For address table entries, always check the type after adding. The Dissector gives you the field information, but the address table may still need you to pick the right value type manually.

Common failures

  • No supported managed runtime found in this process means PINCE did not detect a supported Mono/IL2CPP runtime in the process maps. The runtime may not be loaded yet, the game may not be managed, the runtime may be unsupported or the target may be hiding/blocking things.
  • Mono collector is not connected means the collector is not ready anymore or failed while talking to the target. Reopening the tool after reattaching may help, but some failures need a game restart.
  • Static field address is unavailable for this runtime means the collector could see the field metadata but could not resolve a real runtime address for that static field.
  • Could not resolve an instance marker for this class means PINCE could not get the type marker needed for Find Instances.
  • No live instances found does not always mean the class is useless. It can mean no object exists yet, the object exists only in another scene, the class is abstract/base-only or the object layout is not what the scanner expects.

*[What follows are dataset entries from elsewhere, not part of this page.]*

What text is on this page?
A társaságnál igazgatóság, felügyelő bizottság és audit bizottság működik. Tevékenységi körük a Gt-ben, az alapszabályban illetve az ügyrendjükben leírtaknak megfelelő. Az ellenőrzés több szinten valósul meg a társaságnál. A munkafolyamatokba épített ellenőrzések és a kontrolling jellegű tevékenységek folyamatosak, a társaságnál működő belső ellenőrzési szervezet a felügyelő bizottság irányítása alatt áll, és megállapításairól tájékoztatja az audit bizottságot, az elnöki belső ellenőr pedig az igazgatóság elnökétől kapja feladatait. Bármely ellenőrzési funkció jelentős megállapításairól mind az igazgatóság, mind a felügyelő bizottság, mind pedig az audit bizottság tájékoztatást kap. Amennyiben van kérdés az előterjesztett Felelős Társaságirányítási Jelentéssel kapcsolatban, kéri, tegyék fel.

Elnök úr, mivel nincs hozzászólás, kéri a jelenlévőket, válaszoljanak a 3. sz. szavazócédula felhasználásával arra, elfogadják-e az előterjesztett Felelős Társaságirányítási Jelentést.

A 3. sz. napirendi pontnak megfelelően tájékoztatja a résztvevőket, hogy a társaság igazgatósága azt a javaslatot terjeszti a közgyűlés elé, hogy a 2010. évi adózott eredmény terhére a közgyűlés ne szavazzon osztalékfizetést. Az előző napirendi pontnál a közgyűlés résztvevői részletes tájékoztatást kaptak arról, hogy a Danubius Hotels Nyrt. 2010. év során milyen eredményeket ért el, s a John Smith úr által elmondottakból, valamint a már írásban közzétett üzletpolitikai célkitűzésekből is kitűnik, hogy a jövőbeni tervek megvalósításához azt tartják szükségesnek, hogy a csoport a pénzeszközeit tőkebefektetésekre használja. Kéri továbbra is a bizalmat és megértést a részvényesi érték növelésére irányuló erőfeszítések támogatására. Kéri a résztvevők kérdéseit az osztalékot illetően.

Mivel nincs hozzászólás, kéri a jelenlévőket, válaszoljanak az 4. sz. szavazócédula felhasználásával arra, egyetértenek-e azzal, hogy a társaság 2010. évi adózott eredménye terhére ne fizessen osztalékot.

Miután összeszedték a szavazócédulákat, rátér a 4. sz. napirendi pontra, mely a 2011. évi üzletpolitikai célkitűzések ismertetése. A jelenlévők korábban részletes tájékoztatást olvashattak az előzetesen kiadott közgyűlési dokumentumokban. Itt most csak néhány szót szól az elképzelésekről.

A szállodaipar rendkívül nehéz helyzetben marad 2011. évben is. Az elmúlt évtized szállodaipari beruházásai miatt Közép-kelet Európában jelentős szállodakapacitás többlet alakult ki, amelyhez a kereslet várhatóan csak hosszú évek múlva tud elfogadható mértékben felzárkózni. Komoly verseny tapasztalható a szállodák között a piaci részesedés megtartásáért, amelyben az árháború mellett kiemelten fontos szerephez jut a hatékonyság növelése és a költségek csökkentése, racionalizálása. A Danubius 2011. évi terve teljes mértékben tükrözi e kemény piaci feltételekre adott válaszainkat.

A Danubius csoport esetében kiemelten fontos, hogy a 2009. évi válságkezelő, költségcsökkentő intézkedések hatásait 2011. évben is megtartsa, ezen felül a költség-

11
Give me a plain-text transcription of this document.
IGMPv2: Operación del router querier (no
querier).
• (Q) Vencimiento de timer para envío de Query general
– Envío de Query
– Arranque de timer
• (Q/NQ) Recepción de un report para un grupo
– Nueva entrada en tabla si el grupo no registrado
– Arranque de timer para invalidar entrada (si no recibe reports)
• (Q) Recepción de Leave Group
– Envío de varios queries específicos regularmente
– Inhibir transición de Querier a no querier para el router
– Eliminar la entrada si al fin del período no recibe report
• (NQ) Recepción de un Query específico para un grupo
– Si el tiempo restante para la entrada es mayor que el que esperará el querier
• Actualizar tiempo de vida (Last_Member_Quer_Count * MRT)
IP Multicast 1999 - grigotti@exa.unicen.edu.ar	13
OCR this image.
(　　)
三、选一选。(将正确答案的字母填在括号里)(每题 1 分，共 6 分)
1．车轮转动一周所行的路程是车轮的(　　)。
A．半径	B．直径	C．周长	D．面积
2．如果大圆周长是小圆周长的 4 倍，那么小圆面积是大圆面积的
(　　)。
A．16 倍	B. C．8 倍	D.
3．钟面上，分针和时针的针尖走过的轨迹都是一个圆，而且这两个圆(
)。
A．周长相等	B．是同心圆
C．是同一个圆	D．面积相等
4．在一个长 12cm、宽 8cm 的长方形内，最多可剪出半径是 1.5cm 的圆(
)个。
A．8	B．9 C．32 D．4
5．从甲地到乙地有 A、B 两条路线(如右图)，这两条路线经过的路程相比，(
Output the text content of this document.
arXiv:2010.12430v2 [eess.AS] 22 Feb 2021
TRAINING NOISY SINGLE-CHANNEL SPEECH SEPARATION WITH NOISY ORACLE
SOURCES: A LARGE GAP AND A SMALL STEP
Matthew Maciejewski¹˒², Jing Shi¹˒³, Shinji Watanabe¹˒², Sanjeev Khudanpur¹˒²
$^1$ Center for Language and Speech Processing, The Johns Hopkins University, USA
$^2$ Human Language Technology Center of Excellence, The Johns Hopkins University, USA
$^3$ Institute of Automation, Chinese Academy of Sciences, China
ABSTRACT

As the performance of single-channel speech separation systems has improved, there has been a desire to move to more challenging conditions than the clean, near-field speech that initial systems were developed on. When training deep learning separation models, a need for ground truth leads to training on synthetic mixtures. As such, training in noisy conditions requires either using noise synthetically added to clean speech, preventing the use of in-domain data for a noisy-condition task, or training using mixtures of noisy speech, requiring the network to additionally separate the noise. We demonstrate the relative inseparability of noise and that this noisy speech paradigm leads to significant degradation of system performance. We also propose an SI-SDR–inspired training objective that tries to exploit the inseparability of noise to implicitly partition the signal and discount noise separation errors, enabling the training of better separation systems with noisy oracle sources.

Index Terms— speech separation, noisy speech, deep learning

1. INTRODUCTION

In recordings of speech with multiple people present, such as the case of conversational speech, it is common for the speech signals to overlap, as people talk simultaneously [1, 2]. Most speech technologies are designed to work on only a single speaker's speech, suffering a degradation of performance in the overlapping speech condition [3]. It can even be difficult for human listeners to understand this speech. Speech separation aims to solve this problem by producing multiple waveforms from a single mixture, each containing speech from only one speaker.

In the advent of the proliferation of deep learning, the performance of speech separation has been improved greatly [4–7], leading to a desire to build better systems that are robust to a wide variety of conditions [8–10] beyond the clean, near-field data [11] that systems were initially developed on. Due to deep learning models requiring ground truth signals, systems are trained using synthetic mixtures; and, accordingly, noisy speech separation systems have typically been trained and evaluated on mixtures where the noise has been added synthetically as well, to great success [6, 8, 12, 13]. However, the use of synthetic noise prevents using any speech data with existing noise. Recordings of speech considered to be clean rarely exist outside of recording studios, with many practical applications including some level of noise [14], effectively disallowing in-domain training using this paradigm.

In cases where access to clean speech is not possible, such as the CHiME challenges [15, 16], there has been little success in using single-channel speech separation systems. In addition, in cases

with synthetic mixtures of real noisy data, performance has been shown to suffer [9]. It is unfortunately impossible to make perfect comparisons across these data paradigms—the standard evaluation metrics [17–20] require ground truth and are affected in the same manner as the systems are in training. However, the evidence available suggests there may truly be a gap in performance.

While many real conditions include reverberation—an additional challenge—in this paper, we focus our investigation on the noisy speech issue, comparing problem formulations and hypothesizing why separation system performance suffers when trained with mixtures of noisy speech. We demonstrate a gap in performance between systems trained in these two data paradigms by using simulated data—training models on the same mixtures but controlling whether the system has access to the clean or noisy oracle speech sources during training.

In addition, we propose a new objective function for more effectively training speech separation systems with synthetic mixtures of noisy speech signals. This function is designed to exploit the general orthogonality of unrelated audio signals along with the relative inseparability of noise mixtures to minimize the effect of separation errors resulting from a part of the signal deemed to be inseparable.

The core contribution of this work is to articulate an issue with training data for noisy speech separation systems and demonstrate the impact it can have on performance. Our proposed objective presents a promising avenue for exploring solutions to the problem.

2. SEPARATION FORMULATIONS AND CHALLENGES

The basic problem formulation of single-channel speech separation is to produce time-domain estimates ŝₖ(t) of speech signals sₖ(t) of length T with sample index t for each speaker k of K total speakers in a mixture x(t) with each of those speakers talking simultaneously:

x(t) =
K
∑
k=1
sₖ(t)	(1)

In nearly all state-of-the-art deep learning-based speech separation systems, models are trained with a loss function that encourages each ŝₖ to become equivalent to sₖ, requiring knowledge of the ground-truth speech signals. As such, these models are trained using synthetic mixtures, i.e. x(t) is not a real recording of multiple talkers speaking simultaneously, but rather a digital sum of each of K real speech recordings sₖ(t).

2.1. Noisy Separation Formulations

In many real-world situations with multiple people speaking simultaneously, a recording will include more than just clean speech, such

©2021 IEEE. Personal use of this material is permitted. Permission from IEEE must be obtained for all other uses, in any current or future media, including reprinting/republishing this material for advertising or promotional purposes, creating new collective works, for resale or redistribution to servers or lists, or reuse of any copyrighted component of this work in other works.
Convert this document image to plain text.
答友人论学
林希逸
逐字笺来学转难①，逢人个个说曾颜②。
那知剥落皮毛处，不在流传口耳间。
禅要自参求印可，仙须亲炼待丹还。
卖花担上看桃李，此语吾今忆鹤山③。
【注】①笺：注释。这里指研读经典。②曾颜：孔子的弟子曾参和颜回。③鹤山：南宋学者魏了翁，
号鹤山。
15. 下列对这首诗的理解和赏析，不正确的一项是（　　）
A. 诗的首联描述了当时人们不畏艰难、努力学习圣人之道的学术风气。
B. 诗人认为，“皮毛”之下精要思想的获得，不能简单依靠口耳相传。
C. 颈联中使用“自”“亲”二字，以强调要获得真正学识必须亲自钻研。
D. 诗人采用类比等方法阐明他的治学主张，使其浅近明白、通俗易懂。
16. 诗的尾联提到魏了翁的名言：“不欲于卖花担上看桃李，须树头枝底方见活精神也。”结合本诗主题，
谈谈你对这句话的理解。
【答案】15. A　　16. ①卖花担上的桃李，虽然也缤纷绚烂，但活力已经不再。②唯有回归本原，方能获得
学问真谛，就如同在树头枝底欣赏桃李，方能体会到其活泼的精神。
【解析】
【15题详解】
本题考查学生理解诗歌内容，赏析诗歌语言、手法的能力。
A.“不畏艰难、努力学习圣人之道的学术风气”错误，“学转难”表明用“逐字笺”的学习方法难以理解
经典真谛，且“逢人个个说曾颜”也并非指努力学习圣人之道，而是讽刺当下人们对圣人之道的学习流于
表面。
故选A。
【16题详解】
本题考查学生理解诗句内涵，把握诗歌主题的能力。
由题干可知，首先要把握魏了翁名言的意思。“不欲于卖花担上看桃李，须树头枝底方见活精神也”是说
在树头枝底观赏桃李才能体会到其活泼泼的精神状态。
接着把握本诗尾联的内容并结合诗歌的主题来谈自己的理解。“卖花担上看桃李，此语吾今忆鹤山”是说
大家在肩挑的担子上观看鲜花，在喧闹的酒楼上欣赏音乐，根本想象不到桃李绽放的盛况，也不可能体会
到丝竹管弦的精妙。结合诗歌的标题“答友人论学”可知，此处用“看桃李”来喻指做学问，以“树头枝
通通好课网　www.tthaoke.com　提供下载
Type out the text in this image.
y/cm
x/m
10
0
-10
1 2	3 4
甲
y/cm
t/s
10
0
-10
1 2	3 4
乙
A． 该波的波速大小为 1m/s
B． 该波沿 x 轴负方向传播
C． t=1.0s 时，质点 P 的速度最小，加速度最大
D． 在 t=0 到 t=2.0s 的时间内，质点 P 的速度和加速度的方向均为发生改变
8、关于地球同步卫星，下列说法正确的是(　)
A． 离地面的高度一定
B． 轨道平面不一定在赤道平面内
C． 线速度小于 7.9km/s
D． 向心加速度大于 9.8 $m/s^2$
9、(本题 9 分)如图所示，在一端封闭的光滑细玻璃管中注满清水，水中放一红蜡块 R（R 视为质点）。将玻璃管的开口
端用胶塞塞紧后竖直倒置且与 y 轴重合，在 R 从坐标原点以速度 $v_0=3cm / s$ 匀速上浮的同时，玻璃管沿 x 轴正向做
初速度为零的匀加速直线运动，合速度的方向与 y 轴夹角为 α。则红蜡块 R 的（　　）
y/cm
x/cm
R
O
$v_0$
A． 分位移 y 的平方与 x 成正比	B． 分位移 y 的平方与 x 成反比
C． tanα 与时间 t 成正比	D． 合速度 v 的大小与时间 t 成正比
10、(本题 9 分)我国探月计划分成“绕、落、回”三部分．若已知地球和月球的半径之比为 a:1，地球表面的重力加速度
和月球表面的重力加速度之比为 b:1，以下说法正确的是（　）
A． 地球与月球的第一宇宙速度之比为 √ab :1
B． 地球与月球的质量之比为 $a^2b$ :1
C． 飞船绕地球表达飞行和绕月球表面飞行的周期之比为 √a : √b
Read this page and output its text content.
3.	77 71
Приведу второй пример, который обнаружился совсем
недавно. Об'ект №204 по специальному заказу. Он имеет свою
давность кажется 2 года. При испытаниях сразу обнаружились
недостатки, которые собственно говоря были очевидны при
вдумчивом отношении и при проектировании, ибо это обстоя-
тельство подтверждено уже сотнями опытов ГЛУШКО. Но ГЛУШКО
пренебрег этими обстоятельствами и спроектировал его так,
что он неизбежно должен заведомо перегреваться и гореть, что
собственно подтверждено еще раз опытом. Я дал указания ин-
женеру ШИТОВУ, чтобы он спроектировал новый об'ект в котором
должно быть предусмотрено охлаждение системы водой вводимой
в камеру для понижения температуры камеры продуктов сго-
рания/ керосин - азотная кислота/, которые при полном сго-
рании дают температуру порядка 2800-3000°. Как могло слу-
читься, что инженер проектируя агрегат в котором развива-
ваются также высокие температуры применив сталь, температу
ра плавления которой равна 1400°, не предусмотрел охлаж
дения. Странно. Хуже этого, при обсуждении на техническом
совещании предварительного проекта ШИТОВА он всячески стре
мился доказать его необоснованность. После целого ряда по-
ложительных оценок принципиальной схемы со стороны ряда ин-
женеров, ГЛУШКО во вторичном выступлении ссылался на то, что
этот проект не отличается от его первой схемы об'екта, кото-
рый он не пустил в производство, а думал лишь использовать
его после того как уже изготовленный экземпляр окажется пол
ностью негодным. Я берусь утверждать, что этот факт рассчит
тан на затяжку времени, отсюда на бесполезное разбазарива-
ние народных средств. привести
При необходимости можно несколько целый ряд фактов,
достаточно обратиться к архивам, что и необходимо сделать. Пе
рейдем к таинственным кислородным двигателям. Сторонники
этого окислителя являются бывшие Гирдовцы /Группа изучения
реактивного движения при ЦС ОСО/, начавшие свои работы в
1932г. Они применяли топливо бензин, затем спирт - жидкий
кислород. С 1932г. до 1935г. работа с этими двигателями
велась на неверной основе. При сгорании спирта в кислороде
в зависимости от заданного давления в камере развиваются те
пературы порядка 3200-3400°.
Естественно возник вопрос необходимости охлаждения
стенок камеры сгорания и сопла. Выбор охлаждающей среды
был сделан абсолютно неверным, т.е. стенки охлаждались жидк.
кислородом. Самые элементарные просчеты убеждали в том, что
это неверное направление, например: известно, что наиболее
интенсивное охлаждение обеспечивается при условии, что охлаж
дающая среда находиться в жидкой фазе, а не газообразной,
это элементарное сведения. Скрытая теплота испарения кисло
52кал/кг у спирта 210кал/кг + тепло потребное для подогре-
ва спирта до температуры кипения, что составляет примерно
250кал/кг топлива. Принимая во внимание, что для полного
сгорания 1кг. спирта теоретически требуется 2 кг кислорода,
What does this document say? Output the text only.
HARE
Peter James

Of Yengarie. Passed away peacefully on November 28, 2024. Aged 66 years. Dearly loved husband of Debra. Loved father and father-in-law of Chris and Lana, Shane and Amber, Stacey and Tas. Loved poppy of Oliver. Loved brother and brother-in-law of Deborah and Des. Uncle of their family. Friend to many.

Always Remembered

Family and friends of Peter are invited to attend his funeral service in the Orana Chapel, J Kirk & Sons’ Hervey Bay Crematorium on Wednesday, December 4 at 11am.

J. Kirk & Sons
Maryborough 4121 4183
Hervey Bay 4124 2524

Combining it with normal PINCE tools

The Dissector is not a replacement for the Memory Viewer, scanner or Libpince Engine. It gives you better names and better entry points.

Common combinations:

  • Use Find Instances, add a field to the address table, then freeze or watch it
  • Use Disassemble on TakeDamage, then patch the native code in Memory Viewer
  • Use Set Breakpoint on a managed method, then inspect registers/stack when it hits
  • Export a class as a structure, then use Structure View to inspect different instances
  • Use method names to find the code path, then use Search Opcodes/Watchpoints for lower-level work

For IL2CPP especially, remember that the method body is native code. The Dissector helps you find Player.TakeDamage, but the patching work still happens in the normal native-code tools.